Havia algo errado. Ela sentia no ar. Um tipo de tensão disfarçada de formalidade. Como se o clima estivesse prestes a virar, e só ela ainda não soubesse.
Isadora avistou Enzo de pé ao lado de Valentina.
Ele usava um blazer escuro, elegante, o cabelo perfeitamente arrumado, o mesmo sorriso discreto de sempre nos lábios. Postura impecável. Olhar neutro.
Ele nem me viu ainda, pensou Isadora. Ou está fingindo que não vê.
Valentina estava deslumbrante — como sempre. Vestido branco com aplicações douradas, os cabelos presos num coque baixo, maquiagem impecável. Ela parecia brilhar. E, ao lado de Enzo, brilhava ainda mais.
O coração de Isadora acelerou por um motivo que ela ainda não conseguia nomear.

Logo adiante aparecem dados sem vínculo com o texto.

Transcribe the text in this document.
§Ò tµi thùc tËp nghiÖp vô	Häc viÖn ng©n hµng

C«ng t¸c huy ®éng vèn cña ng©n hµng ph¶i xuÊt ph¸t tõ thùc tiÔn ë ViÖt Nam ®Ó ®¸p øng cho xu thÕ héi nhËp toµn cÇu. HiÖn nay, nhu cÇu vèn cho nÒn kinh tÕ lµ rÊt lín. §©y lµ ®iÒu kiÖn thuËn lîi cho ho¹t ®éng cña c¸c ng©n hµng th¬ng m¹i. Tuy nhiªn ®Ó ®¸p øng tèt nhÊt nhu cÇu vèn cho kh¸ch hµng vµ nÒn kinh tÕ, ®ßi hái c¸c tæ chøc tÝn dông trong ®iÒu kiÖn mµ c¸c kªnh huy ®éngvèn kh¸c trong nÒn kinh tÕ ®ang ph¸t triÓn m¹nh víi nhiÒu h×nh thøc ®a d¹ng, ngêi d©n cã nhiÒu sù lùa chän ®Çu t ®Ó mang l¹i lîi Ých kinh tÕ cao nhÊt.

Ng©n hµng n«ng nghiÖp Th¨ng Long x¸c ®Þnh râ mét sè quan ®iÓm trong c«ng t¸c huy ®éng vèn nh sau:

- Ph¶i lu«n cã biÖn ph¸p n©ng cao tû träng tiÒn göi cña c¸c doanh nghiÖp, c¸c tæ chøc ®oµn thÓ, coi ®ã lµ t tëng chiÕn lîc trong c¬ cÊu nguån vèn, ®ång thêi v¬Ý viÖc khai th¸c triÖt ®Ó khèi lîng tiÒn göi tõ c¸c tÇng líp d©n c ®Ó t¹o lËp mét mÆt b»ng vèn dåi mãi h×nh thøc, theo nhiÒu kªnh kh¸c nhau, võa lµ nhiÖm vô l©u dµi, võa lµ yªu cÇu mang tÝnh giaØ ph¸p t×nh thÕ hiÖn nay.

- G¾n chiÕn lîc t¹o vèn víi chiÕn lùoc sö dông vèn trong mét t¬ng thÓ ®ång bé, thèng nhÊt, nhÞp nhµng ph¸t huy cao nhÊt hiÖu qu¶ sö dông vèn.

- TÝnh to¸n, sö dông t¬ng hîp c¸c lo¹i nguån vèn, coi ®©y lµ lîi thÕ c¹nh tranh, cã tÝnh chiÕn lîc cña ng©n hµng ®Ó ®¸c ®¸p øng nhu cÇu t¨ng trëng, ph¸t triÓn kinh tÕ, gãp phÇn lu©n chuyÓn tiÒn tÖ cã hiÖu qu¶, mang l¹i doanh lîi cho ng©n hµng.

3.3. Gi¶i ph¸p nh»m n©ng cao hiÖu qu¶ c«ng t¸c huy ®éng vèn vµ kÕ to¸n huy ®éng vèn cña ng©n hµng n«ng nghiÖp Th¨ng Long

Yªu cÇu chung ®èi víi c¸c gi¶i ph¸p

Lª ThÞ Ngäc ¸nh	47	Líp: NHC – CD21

Clarisse ergueu uma taça e, com um gesto sutil, atraiu a atenção dos convidados. A música diminuiu, e o burburinho foi silenciado por expectativa.
— Agradeço a todos por estarem aqui — começou, a voz firme, treinada. — Esta noite é especial para nossa família. Representa uma nova fase. Um laço entre nomes que sempre caminharam lado a lado, e agora, selam esse elo com algo ainda mais nobre.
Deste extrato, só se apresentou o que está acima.